Duterte offers Lumad P20,000 bounty for every rebel killed
DAVAO CITY — President Rodrigo Duterte has offered the Lumad (non-Muslim indigenous people) P20,000 for each New People’s Army (NPA) guerrilla they kill, raising fears of an escalation of violence that has driven thousands of natives to flee their communities to avoid getting caught in the crossfire between government forces and communist insurgents.
Mr. Duterte announced the bounty he had offered to the lumad during a talk with reporters here on Friday.
Hunt for Lumad killers
The President said he also offered to train the indigenous people in fighting the NPA.
“Give me about three months, I will train them as Cafgu members,” he said, referring to the militia group Citizen Armed Forces Geographical Unit.
The President has repeatedly accused the Left of using the Lumad to fight the government.
He said he would arm the indigenous people and deploy them to hunt down “those who killed their comrades.”

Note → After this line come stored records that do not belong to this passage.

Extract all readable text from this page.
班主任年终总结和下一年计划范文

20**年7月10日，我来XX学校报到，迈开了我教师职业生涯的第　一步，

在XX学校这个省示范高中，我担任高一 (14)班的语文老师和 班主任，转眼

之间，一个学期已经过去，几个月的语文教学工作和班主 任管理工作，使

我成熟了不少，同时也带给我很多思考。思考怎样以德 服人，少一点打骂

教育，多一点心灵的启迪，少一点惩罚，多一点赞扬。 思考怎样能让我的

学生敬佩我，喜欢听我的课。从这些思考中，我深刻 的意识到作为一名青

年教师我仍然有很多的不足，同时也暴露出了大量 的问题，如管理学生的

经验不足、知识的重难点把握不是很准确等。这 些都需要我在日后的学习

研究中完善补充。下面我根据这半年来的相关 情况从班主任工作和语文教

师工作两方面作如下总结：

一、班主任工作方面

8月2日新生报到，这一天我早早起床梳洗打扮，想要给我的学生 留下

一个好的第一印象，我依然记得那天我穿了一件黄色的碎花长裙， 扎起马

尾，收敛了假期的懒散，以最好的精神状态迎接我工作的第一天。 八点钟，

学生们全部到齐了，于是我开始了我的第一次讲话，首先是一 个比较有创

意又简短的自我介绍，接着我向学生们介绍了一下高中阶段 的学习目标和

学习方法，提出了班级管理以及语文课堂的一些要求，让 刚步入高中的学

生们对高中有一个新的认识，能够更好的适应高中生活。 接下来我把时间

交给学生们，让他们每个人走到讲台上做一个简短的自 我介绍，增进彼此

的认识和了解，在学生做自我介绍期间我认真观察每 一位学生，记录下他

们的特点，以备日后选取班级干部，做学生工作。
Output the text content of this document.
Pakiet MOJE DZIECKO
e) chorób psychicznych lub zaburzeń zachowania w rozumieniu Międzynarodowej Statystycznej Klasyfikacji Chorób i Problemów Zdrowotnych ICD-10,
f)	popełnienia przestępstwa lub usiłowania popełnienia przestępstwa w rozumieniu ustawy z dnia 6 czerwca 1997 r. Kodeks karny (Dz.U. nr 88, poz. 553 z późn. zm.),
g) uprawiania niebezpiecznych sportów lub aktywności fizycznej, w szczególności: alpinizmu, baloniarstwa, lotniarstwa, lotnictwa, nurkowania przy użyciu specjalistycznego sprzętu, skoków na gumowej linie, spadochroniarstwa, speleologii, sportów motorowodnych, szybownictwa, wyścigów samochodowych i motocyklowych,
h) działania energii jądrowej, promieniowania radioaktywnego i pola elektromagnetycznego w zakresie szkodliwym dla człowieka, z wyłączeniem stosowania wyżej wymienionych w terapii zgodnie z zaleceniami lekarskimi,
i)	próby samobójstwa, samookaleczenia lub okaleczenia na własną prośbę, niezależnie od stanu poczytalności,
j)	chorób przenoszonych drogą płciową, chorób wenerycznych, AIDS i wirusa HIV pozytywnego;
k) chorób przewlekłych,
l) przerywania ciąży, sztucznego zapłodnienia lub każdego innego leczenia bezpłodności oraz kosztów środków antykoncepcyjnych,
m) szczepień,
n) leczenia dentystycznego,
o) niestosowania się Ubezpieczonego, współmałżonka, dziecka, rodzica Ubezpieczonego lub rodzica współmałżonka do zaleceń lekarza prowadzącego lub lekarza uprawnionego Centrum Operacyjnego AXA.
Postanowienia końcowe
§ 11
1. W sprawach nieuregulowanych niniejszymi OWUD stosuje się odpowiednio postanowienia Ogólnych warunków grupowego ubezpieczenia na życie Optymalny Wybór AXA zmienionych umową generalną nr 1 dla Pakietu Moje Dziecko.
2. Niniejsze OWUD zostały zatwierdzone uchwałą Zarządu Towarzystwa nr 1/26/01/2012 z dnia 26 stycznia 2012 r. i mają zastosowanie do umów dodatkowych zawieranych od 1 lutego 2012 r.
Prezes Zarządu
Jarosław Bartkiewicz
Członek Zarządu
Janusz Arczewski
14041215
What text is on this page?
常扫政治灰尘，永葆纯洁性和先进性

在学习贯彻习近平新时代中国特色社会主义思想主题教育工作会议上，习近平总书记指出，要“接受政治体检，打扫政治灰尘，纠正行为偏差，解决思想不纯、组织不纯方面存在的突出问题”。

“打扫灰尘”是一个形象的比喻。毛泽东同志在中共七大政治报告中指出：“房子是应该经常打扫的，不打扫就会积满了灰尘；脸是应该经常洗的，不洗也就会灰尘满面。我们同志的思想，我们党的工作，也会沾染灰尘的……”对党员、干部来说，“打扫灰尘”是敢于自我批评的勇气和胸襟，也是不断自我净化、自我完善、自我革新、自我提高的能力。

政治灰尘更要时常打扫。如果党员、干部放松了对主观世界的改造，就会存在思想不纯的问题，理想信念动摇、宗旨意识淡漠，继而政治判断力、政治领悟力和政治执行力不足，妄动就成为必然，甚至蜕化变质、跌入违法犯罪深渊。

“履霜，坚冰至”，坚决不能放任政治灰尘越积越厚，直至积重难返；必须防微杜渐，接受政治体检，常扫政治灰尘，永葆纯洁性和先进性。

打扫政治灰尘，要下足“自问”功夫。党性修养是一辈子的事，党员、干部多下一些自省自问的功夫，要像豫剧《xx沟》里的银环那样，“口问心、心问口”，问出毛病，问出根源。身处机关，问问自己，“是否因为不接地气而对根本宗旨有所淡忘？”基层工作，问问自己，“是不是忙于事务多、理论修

Mr. Duterte was referring to the recent killing of a tribal leader and his son, which the President blamed on the NPA. The insurgents have never denied nor owned up to the killings.
“You want money? For every NPA that you can kill, you Lumad who would become Cafgu, I’ll pay you,” Mr. Duterte said.
Kerlan Fanagel, chair of the Pasaka Confederation, an umbrella organization of 39 Lumad groups from an area that extends from the Caraga region to Central Mindanao, said Mr. Duterte’s plan was alarming.
“He’s now using the Lumad as bait,” Fanagel said. “What kind of solution would it bring?”
Instead of ending the insurgency, he said, giving the Lumad a prominent role in fighting the guerrillas would further divide the natives.
The bounty would lead to more killings of Lumad, especially those tagged as communist insurgents or sympathizers of the communists, he said.
“It’s not the responsibility of the Lumad to run after insurgents,” said Fanagel, who is a B’laan.
“The government should protect us from those causing us suffering, like large corporations,” he said.
The solution to the communist insurgency, he added, is to deal with its roots, like poverty,
Mr. Duterte has not stopped ranting against the communist insurgents since he terminated peace talks with them late last year.
At a meeting with selected Lumad groups earlier this month, Mr. Duterte tried to rally the natives against the NPA.
After the meeting, a Lumad leader who supported the government, Datu Banadjao Mampaundag, and his son, Jhonard, were killed allegedly by NPA guerrillas in Talaingod, Davao del Norte.
On Wednesday, Lumad leaders supporting the government’s counterinsurgency campaign threatened to wage a tribal war to avenge the killing of Mampaundag and his son.
But that, too, would be dangerous, according to Fanagel, because it could lead to the targeting of Lumad who had been tagged as communist insurgents.